A Metabolomic Profile of Aging Derived from a Large Data Set
Analysis of large omics data sets in the context of aging and mortality proceeds apace in the research community. On the one hand there is the production of aging clocks, algorithmic combinations of omics data generated via machine learning, in the attempt to produce a useful measure of biological age. On the other hand there are related analyses such as the one noted here, in which researchers attempt to correlate specific individual biomarkers obtained from a blood sample to age and mortality. Many, many metabolites circulate in the body, and it is certainly possible that some of these are better biomarkers for specific uses than the present consensus choices.

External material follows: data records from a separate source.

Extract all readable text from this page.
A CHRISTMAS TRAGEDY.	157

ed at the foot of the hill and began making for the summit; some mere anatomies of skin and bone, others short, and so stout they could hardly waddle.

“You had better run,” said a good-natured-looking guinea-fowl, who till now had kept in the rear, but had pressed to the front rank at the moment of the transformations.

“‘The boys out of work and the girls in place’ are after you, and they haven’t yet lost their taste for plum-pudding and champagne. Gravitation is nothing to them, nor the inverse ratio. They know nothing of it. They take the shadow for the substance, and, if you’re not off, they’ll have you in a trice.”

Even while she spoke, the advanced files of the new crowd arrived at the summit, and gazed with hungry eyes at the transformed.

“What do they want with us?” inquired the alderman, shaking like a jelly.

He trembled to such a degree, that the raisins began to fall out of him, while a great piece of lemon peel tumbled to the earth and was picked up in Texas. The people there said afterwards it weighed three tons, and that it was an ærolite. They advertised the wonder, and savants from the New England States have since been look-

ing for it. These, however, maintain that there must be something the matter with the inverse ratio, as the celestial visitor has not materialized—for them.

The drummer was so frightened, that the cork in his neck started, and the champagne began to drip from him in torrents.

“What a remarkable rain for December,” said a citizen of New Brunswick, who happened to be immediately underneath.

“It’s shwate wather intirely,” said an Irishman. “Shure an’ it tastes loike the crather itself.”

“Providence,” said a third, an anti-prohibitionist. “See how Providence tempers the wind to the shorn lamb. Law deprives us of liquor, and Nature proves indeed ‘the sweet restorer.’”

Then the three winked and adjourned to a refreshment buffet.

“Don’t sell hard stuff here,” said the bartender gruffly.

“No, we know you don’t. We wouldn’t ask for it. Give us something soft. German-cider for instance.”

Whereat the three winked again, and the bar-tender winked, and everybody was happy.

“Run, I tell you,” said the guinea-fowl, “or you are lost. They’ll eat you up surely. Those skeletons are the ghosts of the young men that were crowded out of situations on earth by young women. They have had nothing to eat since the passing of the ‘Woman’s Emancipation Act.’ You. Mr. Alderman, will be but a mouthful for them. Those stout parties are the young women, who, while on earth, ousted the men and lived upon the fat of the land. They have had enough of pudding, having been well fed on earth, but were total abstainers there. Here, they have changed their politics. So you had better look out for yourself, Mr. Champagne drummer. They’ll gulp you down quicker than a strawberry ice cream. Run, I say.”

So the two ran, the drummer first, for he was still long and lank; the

The plasma metabolome carries dynamic biological signals reflecting personal health status. Previous studies have demonstrated the potential of metabolomic biomarkers for disease and mortality risk prediction. With the availability of low-cost, standardized, high-throughput nuclear magnetic resonance (NMR) metabolomic profiling and the promotion of blood tests during medical checkups, the identification and quantification of aging-related metabolomic biomarkers hold potential for personalized health monitoring and anti-aging interventions.
Here, we present the largest aging-related metabolomic profile to date based on 325 NMR biomarkers from 250,341 individuals from the UK Biobank. A subset of 54 aging-related representative metabolomic biomarkers were identified based on their ability to predict all-cause mortality. These aging-related biomarkers are involved in diverse biological functions and metabolic pathways, which might serve as potential anti-aging intervention targets and facilitate further exploration of the mechanism of aging-related diseases. High-resolution analysis of the refined composition and structure of multiple lipoprotein-related biomarkers, enabled by NMR profiling, contributes greatly to unraveling the roles of lipid metabolism in the process of aging.
This seems like a fertile area for bio-hackers like myself to gain a measure of self assessment based on the data of this large UK study. If so, it may provide low hanging fruit for bio-hackers to pursue remedial activity with favorable risk reward characteristics.